KEIR RADNEDGE in RUSSIA —- England’s football pre-eminence has faded, over the last century, rather like the grand old empire itself. This sub-plot always adds spice to the Three Lions’ appearance at the World Cup, one launched in Volgograd with a 2-1 victory over Tunisia.

Harry Kane struck the goals, one early and one very late, but that was enough to allow England to boast that they– unlike current World Cup holders Germany and fellow previous champions Brazil and Argentina – had won their opening game.

History should be a source of education and elucidation but in football, as in geopolitics, the human condition plays games with notions of progress.

Modern association football was devised in England in the mid-19th century but the ultimate irony remains that the laws of the people’s game were set down by the upper classes in their so-called ‘public’ schools and universities.
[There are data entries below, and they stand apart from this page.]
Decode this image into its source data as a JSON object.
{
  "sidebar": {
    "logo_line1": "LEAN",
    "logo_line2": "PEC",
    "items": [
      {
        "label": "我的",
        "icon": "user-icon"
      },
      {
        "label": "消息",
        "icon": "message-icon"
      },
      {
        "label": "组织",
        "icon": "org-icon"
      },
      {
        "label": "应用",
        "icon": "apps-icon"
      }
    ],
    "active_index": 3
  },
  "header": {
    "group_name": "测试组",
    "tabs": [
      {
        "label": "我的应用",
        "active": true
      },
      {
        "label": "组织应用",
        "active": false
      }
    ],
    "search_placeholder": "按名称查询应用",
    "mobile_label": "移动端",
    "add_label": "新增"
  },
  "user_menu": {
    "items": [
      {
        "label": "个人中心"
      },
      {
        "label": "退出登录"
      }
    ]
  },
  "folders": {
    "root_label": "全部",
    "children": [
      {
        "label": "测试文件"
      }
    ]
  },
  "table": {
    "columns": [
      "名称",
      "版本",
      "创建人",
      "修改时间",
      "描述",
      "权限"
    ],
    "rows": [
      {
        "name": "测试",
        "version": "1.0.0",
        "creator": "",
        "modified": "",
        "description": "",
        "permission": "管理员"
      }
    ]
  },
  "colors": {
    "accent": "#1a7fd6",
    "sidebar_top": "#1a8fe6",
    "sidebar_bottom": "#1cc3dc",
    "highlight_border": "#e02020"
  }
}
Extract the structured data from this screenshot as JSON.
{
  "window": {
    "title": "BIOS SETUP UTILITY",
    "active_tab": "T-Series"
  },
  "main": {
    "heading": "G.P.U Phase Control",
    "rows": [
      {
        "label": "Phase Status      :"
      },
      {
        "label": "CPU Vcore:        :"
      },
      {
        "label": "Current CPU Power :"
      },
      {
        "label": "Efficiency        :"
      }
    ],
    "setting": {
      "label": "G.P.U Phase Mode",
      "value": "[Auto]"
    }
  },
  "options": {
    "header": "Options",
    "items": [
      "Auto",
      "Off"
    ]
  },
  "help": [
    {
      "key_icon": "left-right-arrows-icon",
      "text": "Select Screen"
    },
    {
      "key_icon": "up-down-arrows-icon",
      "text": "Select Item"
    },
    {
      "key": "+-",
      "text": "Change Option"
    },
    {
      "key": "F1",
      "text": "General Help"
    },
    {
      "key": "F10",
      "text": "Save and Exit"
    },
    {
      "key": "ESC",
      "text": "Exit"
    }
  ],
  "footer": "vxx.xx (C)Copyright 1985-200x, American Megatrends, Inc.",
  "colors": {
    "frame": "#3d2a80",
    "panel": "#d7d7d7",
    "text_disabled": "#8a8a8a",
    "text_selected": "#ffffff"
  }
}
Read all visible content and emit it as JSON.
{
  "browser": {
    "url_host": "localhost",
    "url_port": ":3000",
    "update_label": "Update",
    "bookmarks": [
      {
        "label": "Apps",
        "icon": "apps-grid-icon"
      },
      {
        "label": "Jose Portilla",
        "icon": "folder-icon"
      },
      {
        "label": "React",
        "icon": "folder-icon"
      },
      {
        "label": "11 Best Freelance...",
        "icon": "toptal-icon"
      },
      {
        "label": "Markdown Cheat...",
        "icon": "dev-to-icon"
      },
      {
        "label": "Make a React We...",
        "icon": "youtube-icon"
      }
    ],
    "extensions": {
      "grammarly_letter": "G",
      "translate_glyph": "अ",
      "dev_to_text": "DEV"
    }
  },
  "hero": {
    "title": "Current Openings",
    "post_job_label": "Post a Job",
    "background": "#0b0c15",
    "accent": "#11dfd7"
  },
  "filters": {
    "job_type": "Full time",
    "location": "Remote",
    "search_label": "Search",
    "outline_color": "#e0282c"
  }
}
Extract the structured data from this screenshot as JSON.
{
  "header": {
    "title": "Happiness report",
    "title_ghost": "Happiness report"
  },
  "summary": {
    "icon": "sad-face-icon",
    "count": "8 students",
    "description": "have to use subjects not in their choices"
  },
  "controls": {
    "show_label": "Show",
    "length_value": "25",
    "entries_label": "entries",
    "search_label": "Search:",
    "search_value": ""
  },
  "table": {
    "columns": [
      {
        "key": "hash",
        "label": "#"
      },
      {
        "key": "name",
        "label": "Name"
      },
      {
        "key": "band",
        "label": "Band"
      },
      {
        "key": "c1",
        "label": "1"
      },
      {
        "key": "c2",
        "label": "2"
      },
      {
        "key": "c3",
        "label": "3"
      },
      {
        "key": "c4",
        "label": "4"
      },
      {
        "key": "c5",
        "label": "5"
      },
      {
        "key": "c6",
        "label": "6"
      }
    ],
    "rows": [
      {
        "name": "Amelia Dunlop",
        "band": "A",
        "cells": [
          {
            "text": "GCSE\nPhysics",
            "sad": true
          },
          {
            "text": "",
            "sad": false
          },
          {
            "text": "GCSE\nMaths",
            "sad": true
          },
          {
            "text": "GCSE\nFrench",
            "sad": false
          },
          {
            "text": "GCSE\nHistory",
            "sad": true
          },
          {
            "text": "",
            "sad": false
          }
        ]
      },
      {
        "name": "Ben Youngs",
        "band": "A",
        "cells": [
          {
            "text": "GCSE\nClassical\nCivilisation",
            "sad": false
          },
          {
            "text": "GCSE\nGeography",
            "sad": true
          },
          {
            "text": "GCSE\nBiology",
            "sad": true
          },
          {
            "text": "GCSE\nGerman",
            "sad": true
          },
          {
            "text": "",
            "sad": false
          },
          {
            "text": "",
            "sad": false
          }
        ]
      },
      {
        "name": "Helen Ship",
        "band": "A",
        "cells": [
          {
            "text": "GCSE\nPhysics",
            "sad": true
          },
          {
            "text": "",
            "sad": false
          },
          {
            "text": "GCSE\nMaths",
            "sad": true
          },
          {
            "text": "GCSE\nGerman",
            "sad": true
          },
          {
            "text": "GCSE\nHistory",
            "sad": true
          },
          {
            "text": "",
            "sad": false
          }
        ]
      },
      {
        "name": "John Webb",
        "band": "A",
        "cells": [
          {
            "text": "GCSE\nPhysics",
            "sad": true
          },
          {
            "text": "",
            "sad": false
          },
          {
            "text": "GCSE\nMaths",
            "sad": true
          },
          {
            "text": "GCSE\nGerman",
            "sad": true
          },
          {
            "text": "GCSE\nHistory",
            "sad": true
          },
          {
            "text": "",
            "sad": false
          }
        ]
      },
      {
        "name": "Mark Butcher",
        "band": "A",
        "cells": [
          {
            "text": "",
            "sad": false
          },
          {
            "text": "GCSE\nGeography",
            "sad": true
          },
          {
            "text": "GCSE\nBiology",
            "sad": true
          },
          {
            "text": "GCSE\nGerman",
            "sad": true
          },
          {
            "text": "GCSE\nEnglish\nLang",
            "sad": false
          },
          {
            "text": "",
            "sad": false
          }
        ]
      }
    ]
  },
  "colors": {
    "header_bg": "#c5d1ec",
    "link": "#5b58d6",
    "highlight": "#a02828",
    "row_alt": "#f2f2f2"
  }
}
Harry Kane . . . that winning, goalscoring feeling

England, and the other three British associations, were late joining FIFA and late entering the World Cup. Victory, a late revindication of the foundation status courtesy of Bobby Moore, Bobby Charlton & Co, was achieved memorably in 1966. But every subsequent campaign has been fraught.

England failed to qualify in 1974, 1978 and 1994 and failed to escape enormous over-expectation as well as the group stage in 1950, 1954, 1958 and 2010.

Premier conundrum

Expectations among foreign fans are also over-charged because all the world watches the Premier League with little comprehension that this has little or nothing to do with the England team. The stars, largely, are foreigners.

Manager Gareth Southgate had a comparatively small group of players from which to pick, one reason behind a lack of debate over the squad he brought to Russia. By and large the vast majority of players picked themselves.

This was the first time England had won their opening game at a major tournament since beating Paraguay 1-0 at the 2006 World Cup and Tunisia have now gone without a win at the finals in 12 games since 1978.

In Volgograd England started off at a gallop, could have scored twice in the first four minutes and went ahead with a tap-in from captain Harry Kane in the 11th minute. Injured goalkeeper Mouez Hassen failed to hold a header by John Stones from an Ashley Young corner and Kane pounced.

Instead of pushing on, however, England found themselves tied down by the hard-working Tunisians. Ferjani Sassi had a shot deflected for a corner by Harry Maguire then equalised from a penalty after Kyle Walker had pushed down Fakhreddine Ben Youssef.

Jesse Lingard hit a post just before the interval after which England dominated possession but created next to nothing until the first minute of stoppage time when Kieran Tripper’s right-wing corner was flicked on by Maguire and Kane pounced once more.